Миновав проходную, Эндре на мгновение остановился и, подставив лицо утреннему солнцу, глубоко вздохнул. Только сейчас он наконец почувствовал, что находится хоть и в краткосрочном, но отпуске.

 

На большой перемене Марику вызвал к себе директор Доци. Находившиеся в учительской педагоги переглянулись.
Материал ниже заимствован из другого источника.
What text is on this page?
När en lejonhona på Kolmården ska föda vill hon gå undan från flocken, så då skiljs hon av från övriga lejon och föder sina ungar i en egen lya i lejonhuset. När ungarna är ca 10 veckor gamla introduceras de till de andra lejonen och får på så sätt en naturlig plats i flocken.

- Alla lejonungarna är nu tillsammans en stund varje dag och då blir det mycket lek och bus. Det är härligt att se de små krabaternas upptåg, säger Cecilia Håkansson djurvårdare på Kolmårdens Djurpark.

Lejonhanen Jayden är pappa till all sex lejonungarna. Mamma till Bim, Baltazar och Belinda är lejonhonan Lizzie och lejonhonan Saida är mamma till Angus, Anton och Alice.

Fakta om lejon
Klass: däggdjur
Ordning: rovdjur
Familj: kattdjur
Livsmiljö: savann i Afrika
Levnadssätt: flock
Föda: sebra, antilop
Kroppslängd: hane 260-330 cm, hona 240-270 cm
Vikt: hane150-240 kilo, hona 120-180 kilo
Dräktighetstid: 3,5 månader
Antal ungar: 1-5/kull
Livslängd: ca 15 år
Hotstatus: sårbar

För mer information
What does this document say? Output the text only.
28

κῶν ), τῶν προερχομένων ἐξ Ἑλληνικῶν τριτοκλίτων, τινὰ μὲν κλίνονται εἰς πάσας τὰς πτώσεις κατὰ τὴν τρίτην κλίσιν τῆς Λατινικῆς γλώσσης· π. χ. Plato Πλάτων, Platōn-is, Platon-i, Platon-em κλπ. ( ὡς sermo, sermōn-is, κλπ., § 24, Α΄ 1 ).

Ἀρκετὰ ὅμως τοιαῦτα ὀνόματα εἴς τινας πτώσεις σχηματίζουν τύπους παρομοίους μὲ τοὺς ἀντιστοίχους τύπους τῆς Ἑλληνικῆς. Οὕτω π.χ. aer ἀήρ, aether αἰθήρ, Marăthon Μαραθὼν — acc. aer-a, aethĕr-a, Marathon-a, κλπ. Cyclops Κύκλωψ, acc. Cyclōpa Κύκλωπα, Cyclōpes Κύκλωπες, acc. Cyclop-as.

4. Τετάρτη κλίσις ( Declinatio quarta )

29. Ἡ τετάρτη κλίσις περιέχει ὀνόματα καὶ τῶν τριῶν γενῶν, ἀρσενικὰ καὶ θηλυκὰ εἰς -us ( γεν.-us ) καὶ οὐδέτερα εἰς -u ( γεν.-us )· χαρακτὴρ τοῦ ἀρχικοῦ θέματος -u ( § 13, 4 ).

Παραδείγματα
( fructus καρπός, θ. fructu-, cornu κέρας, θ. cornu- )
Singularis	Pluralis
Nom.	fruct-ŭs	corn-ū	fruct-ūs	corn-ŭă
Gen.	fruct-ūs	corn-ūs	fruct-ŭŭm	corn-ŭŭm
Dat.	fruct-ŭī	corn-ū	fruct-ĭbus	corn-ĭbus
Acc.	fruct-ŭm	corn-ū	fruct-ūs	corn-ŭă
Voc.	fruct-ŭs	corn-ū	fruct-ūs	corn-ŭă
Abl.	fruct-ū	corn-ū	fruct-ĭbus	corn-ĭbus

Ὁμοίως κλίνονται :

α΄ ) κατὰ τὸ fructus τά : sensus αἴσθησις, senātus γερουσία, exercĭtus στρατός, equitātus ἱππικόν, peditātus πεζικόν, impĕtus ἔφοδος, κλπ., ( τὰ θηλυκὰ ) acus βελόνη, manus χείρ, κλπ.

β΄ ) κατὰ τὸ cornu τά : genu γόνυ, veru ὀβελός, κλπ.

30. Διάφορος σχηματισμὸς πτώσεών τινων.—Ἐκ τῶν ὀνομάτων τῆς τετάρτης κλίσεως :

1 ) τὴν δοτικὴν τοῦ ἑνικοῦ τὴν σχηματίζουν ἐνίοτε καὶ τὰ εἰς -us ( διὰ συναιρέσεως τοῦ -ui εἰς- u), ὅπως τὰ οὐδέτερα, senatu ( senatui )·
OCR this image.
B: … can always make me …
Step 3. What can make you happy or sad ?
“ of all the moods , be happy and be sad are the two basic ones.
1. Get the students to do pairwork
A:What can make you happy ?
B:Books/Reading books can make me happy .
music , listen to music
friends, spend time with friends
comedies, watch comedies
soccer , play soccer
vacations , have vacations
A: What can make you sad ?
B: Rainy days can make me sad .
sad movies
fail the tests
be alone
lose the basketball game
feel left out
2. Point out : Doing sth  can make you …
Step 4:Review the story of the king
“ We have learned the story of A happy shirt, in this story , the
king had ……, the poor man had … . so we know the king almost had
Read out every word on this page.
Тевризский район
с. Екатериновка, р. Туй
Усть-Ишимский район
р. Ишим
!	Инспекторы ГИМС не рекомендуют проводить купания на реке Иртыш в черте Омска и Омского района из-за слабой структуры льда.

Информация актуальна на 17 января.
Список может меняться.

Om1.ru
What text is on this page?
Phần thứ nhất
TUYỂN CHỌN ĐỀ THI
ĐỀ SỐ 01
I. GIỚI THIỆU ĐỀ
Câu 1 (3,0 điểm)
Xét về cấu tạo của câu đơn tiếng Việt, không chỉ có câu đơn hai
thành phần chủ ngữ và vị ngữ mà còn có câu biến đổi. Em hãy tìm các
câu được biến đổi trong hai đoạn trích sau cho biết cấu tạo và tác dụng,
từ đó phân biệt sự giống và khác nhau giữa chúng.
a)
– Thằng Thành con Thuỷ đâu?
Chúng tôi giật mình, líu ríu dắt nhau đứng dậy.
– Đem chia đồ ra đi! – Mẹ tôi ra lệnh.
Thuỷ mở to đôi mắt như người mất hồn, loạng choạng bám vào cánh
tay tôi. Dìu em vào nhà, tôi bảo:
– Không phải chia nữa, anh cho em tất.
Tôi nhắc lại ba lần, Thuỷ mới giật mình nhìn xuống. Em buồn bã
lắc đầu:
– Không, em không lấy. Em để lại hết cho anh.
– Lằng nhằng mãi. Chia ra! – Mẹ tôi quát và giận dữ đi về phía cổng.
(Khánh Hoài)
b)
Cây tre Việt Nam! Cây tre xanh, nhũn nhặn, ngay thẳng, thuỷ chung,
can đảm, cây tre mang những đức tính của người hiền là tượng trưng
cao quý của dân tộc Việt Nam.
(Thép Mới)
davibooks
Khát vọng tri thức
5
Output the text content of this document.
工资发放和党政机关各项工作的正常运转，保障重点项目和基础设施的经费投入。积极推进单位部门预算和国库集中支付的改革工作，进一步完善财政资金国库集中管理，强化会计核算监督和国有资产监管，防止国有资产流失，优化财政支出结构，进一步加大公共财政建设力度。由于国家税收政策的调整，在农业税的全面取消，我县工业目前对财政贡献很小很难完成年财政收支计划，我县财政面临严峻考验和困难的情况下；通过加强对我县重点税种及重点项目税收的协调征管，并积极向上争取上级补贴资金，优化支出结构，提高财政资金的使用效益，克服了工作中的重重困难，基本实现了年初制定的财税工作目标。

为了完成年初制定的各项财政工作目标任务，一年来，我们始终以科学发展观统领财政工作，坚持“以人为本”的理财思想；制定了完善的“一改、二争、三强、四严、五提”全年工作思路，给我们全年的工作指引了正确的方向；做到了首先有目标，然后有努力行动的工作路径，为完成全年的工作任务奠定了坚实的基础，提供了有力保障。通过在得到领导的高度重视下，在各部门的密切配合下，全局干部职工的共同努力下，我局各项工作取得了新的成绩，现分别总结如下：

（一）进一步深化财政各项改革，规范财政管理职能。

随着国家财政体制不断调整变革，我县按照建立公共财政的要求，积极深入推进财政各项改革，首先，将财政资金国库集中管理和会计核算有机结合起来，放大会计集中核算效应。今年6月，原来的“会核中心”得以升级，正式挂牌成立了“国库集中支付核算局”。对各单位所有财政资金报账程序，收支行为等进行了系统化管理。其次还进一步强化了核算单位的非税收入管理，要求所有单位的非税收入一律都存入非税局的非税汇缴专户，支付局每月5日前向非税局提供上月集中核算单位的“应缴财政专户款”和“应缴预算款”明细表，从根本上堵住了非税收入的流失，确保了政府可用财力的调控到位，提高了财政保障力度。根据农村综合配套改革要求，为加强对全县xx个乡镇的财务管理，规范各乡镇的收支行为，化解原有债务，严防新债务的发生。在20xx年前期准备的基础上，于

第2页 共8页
Сухопарая Амалия Чутораш почти легла своей плоской грудью на стол и, приблизив лицо к сидевшему напротив нее Жигмонду Вирагу, счищавшему меловое пятно с поношенного пиджака, прошептала:

— Он все еще не утихомирился...

— Пожилой человек — это вовсе не старик, уважаемая Амалия, — проговорил Жигмонд, мужчина лет пятидесяти, с внушительной лысиной, и, посмотрев на сидевшую рядом с ним Анну Мочар, спросил: — Я прав, не так ли, Аннушка?

Седовласая Анна, которой совсем недолго осталось до пенсии, медленно подняла голову, казалось, даже морщины на ее лице разгладились.

— Что ты сказал, Жигмонд? — встрепенулась она.

Он покачал головой, взглянул на свой поношенный пиджак и повторил:

— Я сказал, что пожилой человек — это вовсе, не старик, но можно выразиться иначе: и старому козлу иногда хочется взбрыкнуть.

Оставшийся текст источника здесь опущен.